/GDI-task-2017

Our approach for the GDI dialect classification task of VarDial 2017

Primary LanguageJupyter NotebookMIT LicenseMIT

CLUZH submission for VarDial 2017 Workshop Task "German Dialect Identification" (GDI)

This repository contains the code and data for reproducing our approach as described in our EACL 2017 VarDial Workshop Paper and Poster.

Prerequisites for running the code under Linux/MacOS:

Steps to reproduce our results

Execute all commands from the top directory of GDI-task-2017 directory.

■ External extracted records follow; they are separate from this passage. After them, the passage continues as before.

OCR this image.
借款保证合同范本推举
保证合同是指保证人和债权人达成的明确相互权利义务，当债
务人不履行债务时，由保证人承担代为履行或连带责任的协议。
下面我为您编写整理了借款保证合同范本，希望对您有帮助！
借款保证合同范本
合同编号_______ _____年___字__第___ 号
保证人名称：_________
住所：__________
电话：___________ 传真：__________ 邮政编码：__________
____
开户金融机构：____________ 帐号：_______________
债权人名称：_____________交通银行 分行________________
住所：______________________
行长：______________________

  • python3 lib/generate_cross_validation_data.py

    • populates the directory ./cv.d with data splits
    • creates the first global split into test.tsv and train.tsv used for the LSTM experiments (no cross-validation there)
    • creates the cross-validation data splits using train.tsv as input: test_N.tsv and train_N.tsv (0 <= N <= 9)
  • make -f run2.mk target

    • train and evaluate all folds of CRF run 2 using wapiti
  • python3 lib/dataprep_runs1and3.py

    • populates the directory preprocessed_data.d
    • create all the models and output for runs 1 (Naive Bayes) and 3 (NB, SVM, CRF ensemble) (using the results of run 2)
    • creates the data variants (augmented data, replacements) for the LSTM models
  • for var in model+charrep+augm model+charrep-augm model-charrep+augm model-charrep-augm ; do python3 lib/LSTM_models_emb.py $var ; done

    • trains 4 different LSTM models with character embeddings as described in the paper
    • takes some hours on non-GPUs
  • for var in model+charrep+augm model+charrep-augm model-charrep+augm model-charrep-augm ; do python3 lib/LSTM_models_no_emb.py $var ; done

    • trains 4 different LSTM models without character embeddings as described in the paper
    • NOTE: This script seems to have problems when run on CPU. Therefore, GPU needed for now.